Гамбрил Старший положил руки на колени, подался всем телом вперед и расхохотался. Смех у него был низкий, похожий на удары колокола; казалось, это квакает очень музыкальная большая лягушка.

— Ничего у тебя не выйдет, — сказал он и покачал головой так энергично, что волосы упали ему на глаза. — Ничего не выйдет. — И он снова захохотал.

— Чтобы разбогатеть, — сказал мистер Портьюз, — нужно интересоваться деньгами.

— А его они не интересуют, — сказал Гамбрил Старший. — Так же, как и всех нас.

— Когда мне приходилось очень тяжело, — продолжал мистер Портьюз, — мы жили по соседству с одним русским евреем-скорняком. Вот он так действительно интересовался деньгами. Они были его страстью, его блаженством, его идеалом. Он мог бы жить спокойно, в довольстве, и все-таки отложить себе кое-что на старость. Но ради своего высокого идеала он страдал больше, чем Микеланджело ради своего искусства. Он работал по девятнадцати часов в сутки; остальные пять он спал у себя под прилавком, в грязи, дыша вонью и волосяною пылью. Теперь он разбогател, но со своими деньгами он ничего не делает, не хочет делать, или, вернее, не умеет. Он не стремится ни к власти, ни к наслаждениям. Его страсть к наживе была совершенно бескорыстной. Как страсть к науке у броунинговского «Грамматика». Я искренно восхищаюсь им.

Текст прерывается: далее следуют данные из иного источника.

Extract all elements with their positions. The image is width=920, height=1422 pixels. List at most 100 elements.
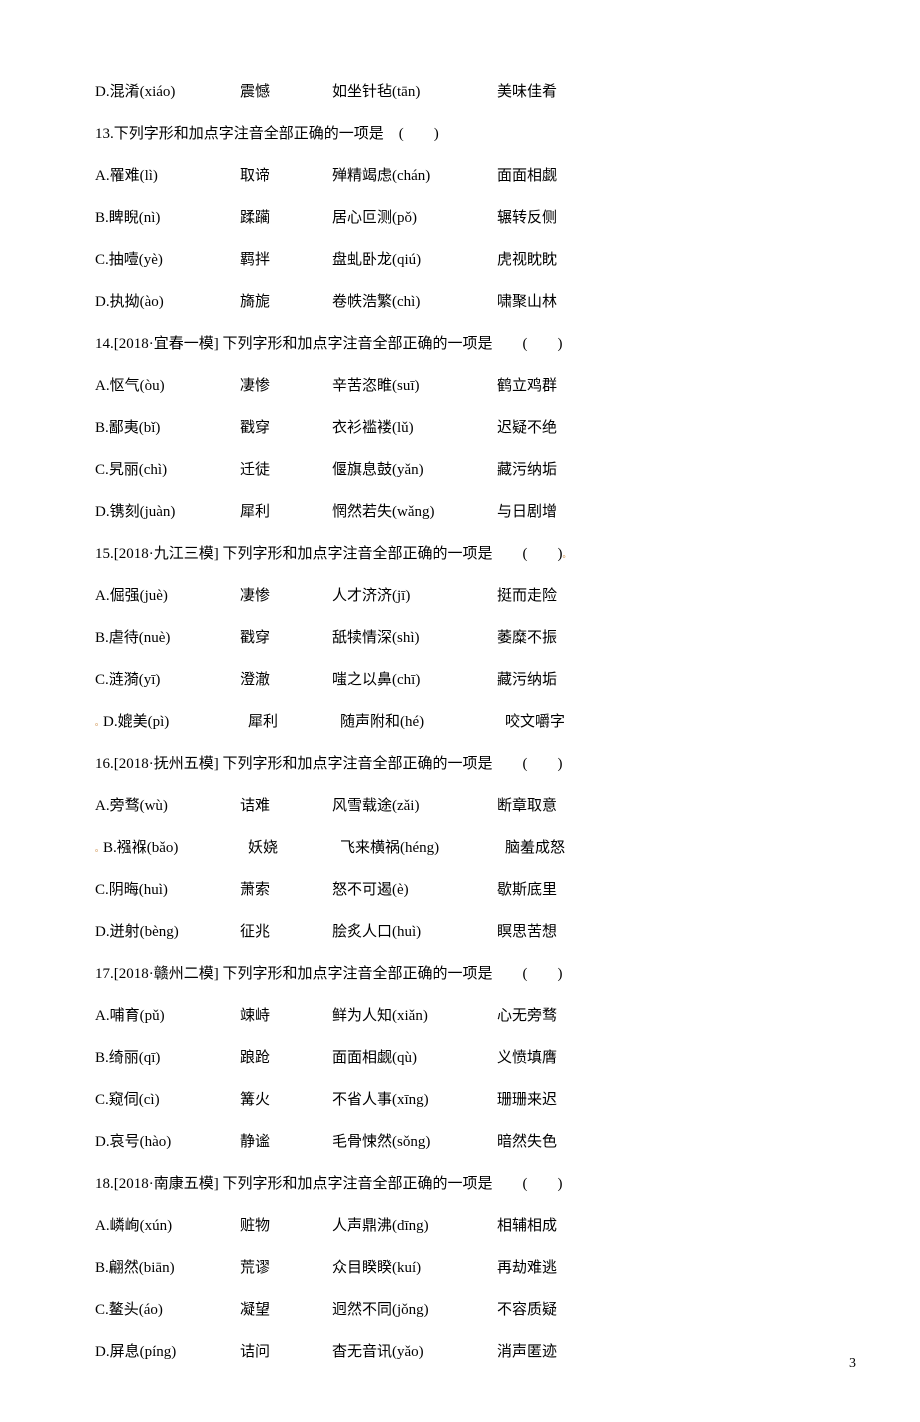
question-text: 14.[2018·宜春一模] 下列字形和加点字注音全部正确的一项是 ( ): [95, 336, 562, 352]
option-col-c: 居心叵测(pǒ): [332, 206, 497, 227]
option-col-a: A.嶙峋(xún): [95, 1214, 240, 1235]
option-col-d: 瞑思苦想: [497, 920, 557, 941]
option-col-b: 犀利: [248, 710, 340, 731]
option-col-d: 迟疑不绝: [497, 416, 557, 437]
option-col-c: 随声附和(hé): [340, 710, 505, 731]
option-col-c: 嗤之以鼻(chī): [332, 668, 497, 689]
question-text: 13.下列字形和加点字注音全部正确的一项是 ( ): [95, 126, 439, 142]
option-col-c: 衣衫褴褛(lǔ): [332, 416, 497, 437]
option-col-d: 美味佳肴: [497, 80, 557, 101]
question-line: 16.[2018·抚州五模] 下列字形和加点字注音全部正确的一项是 ( ): [95, 752, 825, 773]
option-col-a: D.哀号(hào): [95, 1130, 240, 1151]
option-col-b: 震憾: [240, 80, 332, 101]
option-col-c: 脍炙人口(huì): [332, 920, 497, 941]
option-col-c: 面面相觑(qù): [332, 1046, 497, 1067]
option-line: D.执拗(ào)旖旎卷帙浩繁(chì)啸聚山林: [95, 290, 825, 311]
question-text: 15.[2018·九江三模] 下列字形和加点字注音全部正确的一项是 ( ): [95, 546, 562, 562]
option-col-a: C.鳌头(áo): [95, 1298, 240, 1319]
option-col-d: 脑羞成怒: [505, 836, 565, 857]
option-line: A.哺育(pǔ)竦峙鲜为人知(xiǎn)心无旁骛: [95, 1004, 825, 1025]
option-col-b: 竦峙: [240, 1004, 332, 1025]
option-col-c: 怒不可遏(è): [332, 878, 497, 899]
option-col-a: C.阴晦(huì): [95, 878, 240, 899]
option-col-d: 与日剧增: [497, 500, 557, 521]
question-line: 14.[2018·宜春一模] 下列字形和加点字注音全部正确的一项是 ( ): [95, 332, 825, 353]
option-col-b: 凄惨: [240, 374, 332, 395]
option-col-a: D.混淆(xiáo): [95, 80, 240, 101]
option-col-d: 断章取意: [497, 794, 557, 815]
option-col-c: 人声鼎沸(dīng): [332, 1214, 497, 1235]
option-col-a: C.涟漪(yī): [95, 668, 240, 689]
option-col-b: 诘难: [240, 794, 332, 815]
option-col-a: B.翩然(biān): [95, 1256, 240, 1277]
option-col-b: 凝望: [240, 1298, 332, 1319]
question-text: 18.[2018·南康五模] 下列字形和加点字注音全部正确的一项是 ( ): [95, 1176, 562, 1192]
option-col-c: 舐犊情深(shì): [332, 626, 497, 647]
option-col-b: 戳穿: [240, 416, 332, 437]
option-col-a: B.鄙夷(bǐ): [95, 416, 240, 437]
option-line: 。D.媲美(pì)犀利随声附和(hé)咬文嚼字: [95, 710, 825, 731]
option-col-a: B.襁褓(bǎo): [103, 836, 248, 857]
option-line: D.混淆(xiáo)震憾如坐针毡(tān)美味佳肴: [95, 80, 825, 101]
option-line: B.鄙夷(bǐ)戳穿衣衫褴褛(lǔ)迟疑不绝: [95, 416, 825, 437]
page-number: 3: [849, 1356, 856, 1372]
option-col-d: 珊珊来迟: [497, 1088, 557, 1109]
option-col-b: 静谧: [240, 1130, 332, 1151]
option-col-b: 羁拌: [240, 248, 332, 269]
option-col-b: 萧索: [240, 878, 332, 899]
option-col-b: 篝火: [240, 1088, 332, 1109]
option-col-b: 诘问: [240, 1340, 332, 1361]
option-col-a: D.媲美(pì): [103, 710, 248, 731]
option-line: B.睥睨(nì)蹂躏居心叵测(pǒ)辗转反侧: [95, 206, 825, 227]
option-col-d: 藏污纳垢: [497, 668, 557, 689]
option-col-b: 迁徒: [240, 458, 332, 479]
option-col-a: A.哺育(pǔ): [95, 1004, 240, 1025]
option-col-d: 歇斯底里: [497, 878, 557, 899]
option-line: C.阴晦(huì)萧索怒不可遏(è)歇斯底里: [95, 878, 825, 899]
option-line: C.涟漪(yī)澄澈嗤之以鼻(chī)藏污纳垢: [95, 668, 825, 689]
option-col-d: 虎视眈眈: [497, 248, 557, 269]
option-col-d: 萎糜不振: [497, 626, 557, 647]
option-col-a: B.绮丽(qī): [95, 1046, 240, 1067]
option-col-b: 凄惨: [240, 584, 332, 605]
option-line: D.屏息(píng)诘问杳无音讯(yǎo)消声匿迹: [95, 1340, 825, 1361]
option-col-b: 征兆: [240, 920, 332, 941]
marker-dot: 。: [562, 550, 570, 559]
option-col-d: 挺而走险: [497, 584, 557, 605]
option-col-c: 众目睽睽(kuí): [332, 1256, 497, 1277]
option-col-d: 面面相觑: [497, 164, 557, 185]
question-line: 18.[2018·南康五模] 下列字形和加点字注音全部正确的一项是 ( ): [95, 1172, 825, 1193]
option-line: A.嶙峋(xún)赃物人声鼎沸(dīng)相辅相成: [95, 1214, 825, 1235]
option-col-b: 踉跄: [240, 1046, 332, 1067]
option-col-d: 义愤填膺: [497, 1046, 557, 1067]
option-col-c: 迥然不同(jǒng): [332, 1298, 497, 1319]
question-line: 17.[2018·赣州二模] 下列字形和加点字注音全部正确的一项是 ( ): [95, 962, 825, 983]
option-line: D.哀号(hào)静谧毛骨悚然(sǒng)暗然失色: [95, 1130, 825, 1151]
option-col-c: 不省人事(xīng): [332, 1088, 497, 1109]
option-line: 。B.襁褓(bǎo)妖娆飞来横祸(héng)脑羞成怒: [95, 836, 825, 857]
option-line: A.倔强(juè)凄惨人才济济(jī)挺而走险: [95, 584, 825, 605]
document-page: D.混淆(xiáo)震憾如坐针毡(tān)美味佳肴 13.下列字形和加点字注音全部…: [0, 0, 920, 1422]
option-line: C.抽噎(yè)羁拌盘虬卧龙(qiú)虎视眈眈: [95, 248, 825, 269]
option-col-c: 杳无音讯(yǎo): [332, 1340, 497, 1361]
option-col-c: 卷帙浩繁(chì): [332, 290, 497, 311]
option-col-c: 殚精竭虑(chán): [332, 164, 497, 185]
option-line: C.窥伺(cì)篝火不省人事(xīng)珊珊来迟: [95, 1088, 825, 1109]
option-col-a: C.旯丽(chì): [95, 458, 240, 479]
option-col-d: 辗转反侧: [497, 206, 557, 227]
option-line: A.旁骛(wù)诘难风雪载途(zǎi)断章取意: [95, 794, 825, 815]
option-col-c: 盘虬卧龙(qiú): [332, 248, 497, 269]
option-col-a: B.睥睨(nì): [95, 206, 240, 227]
option-col-a: C.窥伺(cì): [95, 1088, 240, 1109]
option-line: D.迸射(bèng)征兆脍炙人口(huì)瞑思苦想: [95, 920, 825, 941]
option-line: B.翩然(biān)荒谬众目睽睽(kuí)再劫难逃: [95, 1256, 825, 1277]
option-line: D.镌刻(juàn)犀利惘然若失(wǎng)与日剧增: [95, 500, 825, 521]
option-line: A.怄气(òu)凄惨辛苦恣睢(suī)鹤立鸡群: [95, 374, 825, 395]
option-col-c: 人才济济(jī): [332, 584, 497, 605]
option-col-d: 心无旁骛: [497, 1004, 557, 1025]
option-col-b: 蹂躏: [240, 206, 332, 227]
option-col-b: 旖旎: [240, 290, 332, 311]
option-col-a: D.执拗(ào): [95, 290, 240, 311]
option-col-a: C.抽噎(yè): [95, 248, 240, 269]
option-col-c: 偃旗息鼓(yǎn): [332, 458, 497, 479]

Страстью самого мистера Портьюза были стихи Ноткера Бальбула и святого Бернарда. Почти двадцать лет пришлось ему жить вместе с семьей в одном доме с евреем-скорняком. Но он говорил, что ради Ноткера стоило пойти на это; ради Ноткера стоило мириться и с малокровием жены, работавшей сверх сил, и с жалким видом истощенных и оборванных детей. Он только поправлял монокль и продолжал жить, как жил. Случалось и так, что монокля и аккуратного, приличного костюма бывало недостаточно, чтобы сохранять хорошее настроение. Но теперь эти времена прошли; Ноткер принес ему наконец нечто вроде славы, а также, между прочим, и некоторую обеспеченность.

Гамбрил Старший снова обратился к сыну.

— А как ты собираешься разбогатеть? — спросил он. Гамбрил Младший объяснил. Он обдумал все это в кебе, по дороге с вокзала.

— Это пришло ко мне сегодня утром, — сказал он, — в церкви, во время службы.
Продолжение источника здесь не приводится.